We amazingly didn’t place last, but definitely at the bottom of the pack, and I couldn’t care less. It was an incredibly fun day, and I feel confident that with more exposure my golden green bean will become a super star event horse.

Raleigh Dressage Show II Recap: Day 2

Sunday at the show was an exciting day, as TC and I moved up to First Level in an Opportunity class. I felt like despite not really working at that level for very long, TC was more than able to handle it. After all, 10 meter circles are a lot easier on a 14.2 1/2 hony than on a 16.3 gigantor palomino. His trot lengthenings might be so-so, but they are there, and the canter lengthenings were quite good for this pony with a motor.

TC warmed up a little quietly, and I worried that we wouldn’t have enough gas in the tank to make for exciting lengthenings. Though he did wake up once we got into the arena and were surrounded by more of the show environment. In hind sight I should have slowed his tempo down slightly in the trot in order to show more of a difference in the lengthenings, but that’s a learning experience for me. We score 6’s on all the lengthening movements (bummer), but an 8 on the stretchy circle and a good smattering of 7’s. I was surprised to see the judge give him less than a 7 on his gaits, but rewarded me slightly more.

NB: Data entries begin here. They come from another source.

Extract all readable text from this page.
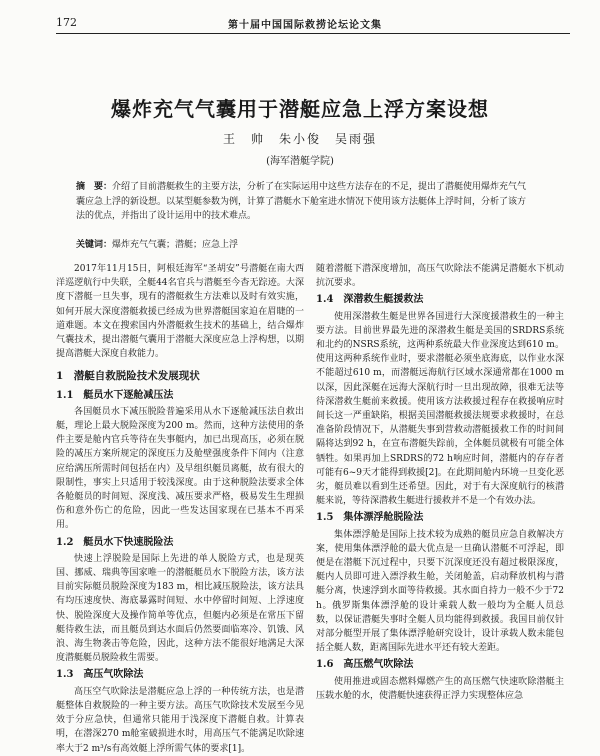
172	第十届中国国际救捞论坛论文集
爆炸充气气囊用于潜艇应急上浮方案设想
王　帅　朱小俊　吴雨强
(海军潜艇学院)
摘　要：介绍了目前潜艇救生的主要方法，分析了在实际运用中这些方法存在的不足，提出了潜艇使用爆炸充气气囊应急上浮的新设想。以某型艇参数为例，计算了潜艇水下舱室进水情况下使用该方法艇体上浮时间，分析了该方法的优点，并指出了设计运用中的技术难点。
关键词：爆炸充气气囊；潜艇；应急上浮

2017年11月15日，阿根廷海军“圣胡安”号潜艇在南大西洋巡逻航行中失联，全艇44名官兵与潜艇至今杳无踪迹。大深度下潜艇一旦失事，现有的潜艇救生方法难以及时有效实施，如何开展大深度潜艇救援已经成为世界潜艇国家迫在眉睫的一道难题。本文在搜索国内外潜艇救生技术的基础上，结合爆炸气囊技术，提出潜艇气囊用于潜艇大深度应急上浮构想，以期提高潜艇大深度自救能力。

1　潜艇自救脱险技术发展现状
1.1　艇员水下逐舱减压法

各国艇员水下减压脱险普遍采用从水下逐舱减压法自救出艇，理论上最大脱险深度为200 m。然而，这种方法使用的条件主要是舱内官兵等待在失事艇内，加已出现高压，必须在脱险的减压方案所规定的深度压力及舱壁强度条件下间内（注意应给满压所需时间包括在内）及早组织艇员离艇，故有很大的限制性，事实上只适用于较浅深度。由于这种脱险法要求全体各舱艇员的时间短、深度浅、减压要求严格，极易发生生理损伤和意外伤亡的危险，因此一些发达国家现在已基本不再采用。

1.2　艇员水下快速脱险法

快速上浮脱险是国际上先进的单人脱险方式，也是现英国、挪威、瑞典等国家唯一的潜艇艇员水下脱险方法，该方法目前实际艇员脱险深度为183 m，相比减压脱险法，该方法具有均压速度快、海底暴露时间短、水中停留时间短、上浮速度快、脱险深度大及操作简单等优点，但艇内必须是在常压下留艇待救生法，而且艇员到达水面后仍然要面临寒冷、饥饿、风浪、海生物袭击等危险，因此，这种方法不能很好地满足大深度潜艇艇员脱险救生需要。

1.3　高压气吹除法

高压空气吹除法是潜艇应急上浮的一种传统方法，也是潜艇整体自救脱险的一种主要方法。高压气吹除技术发展至今见效于分应急快，但通常只能用于浅深度下潜艇自救。计算表明，在潜深270 m舱室破损进水时，用高压气不能满足吹除速率大于2 m³/s有高效艇上浮所需气体的要求[1]。

随着潜艇下潜深度增加，高压气吹除法不能满足潜艇水下机动抗沉要求。

1.4　深潜救生艇援救法

使用深潜救生艇是世界各国进行大深度援潜救生的一种主要方法。目前世界最先进的深潜救生艇是美国的SRDRS系统和北约的NSRS系统，这两种系统最大作业深度达到610 m。使用这两种系统作业时，要求潜艇必须坐底海底，以作业水深不能超过610 m，而潜艇远海航行区域水深通常都在1000 m以深，因此深艇在远海大深航行时一旦出现故障，很难无法等待深潜救生艇前来救援。使用该方法救援过程存在救援响应时间长这一严重缺陷，根据美国潜艇救援法规要求救援时，在总准备阶段情况下，从潜艇失事到营救动潜艇援救工作的时间间隔将达到92 h，在宣布潜艇失踪前，全体艇员就极有可能全体牺牲。如果再加上SRDRS的72 h响应时间，潜艇内的存存者可能有6~9天才能得到救援[2]。在此期间舱内环境一旦变化恶劣，艇员难以看到生还希望。因此，对于有大深度航行的核潜艇来说，等待深潜救生艇进行援救并不是一个有效办法。

1.5　集体漂浮舱脱险法

集体漂浮舱是国际上技术较为成熟的艇员应急自救解决方案，使用集体漂浮舱的最大优点是一旦确认潜艇不可浮起，即便是在潜艇下沉过程中，只要下沉深度还没有超过极限深度，艇内人员即可进入漂浮救生舱，关闭舱盖，启动释放机构与潜艇分离，快速浮到水面等待救援。其水面自持力一般不少于72 h。俄罗斯集体漂浮舱的设计乘载人数一般均为全艇人员总数，以保证潜艇失事时全艇人员均能得到救援。我国目前仅针对部分艇型开展了集体漂浮舱研究设计，设计承载人数未能包括全艇人数，距离国际先进水平还有较大差距。

1.6　高压燃气吹除法

使用推进或固态燃料爆燃产生的高压燃气快速吹除潜艇主压载水舱的水，使潜艇快速获得正浮力实现整体应急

Overall we earned a 65% and another blue ribbon for our efforts.

The weekend in general was a great success, and a huge feather in the cap for TC who is becoming a star of a show horse. I can only hope that Jack will settle into the fray just as quickly, but then again, TC has that ponytude to give him an edge in that area. I’m glad to have wrapped up my time riding TC on such a high note- I think his next rider will do an even better job with him and honestly am excited for the little guy’s future!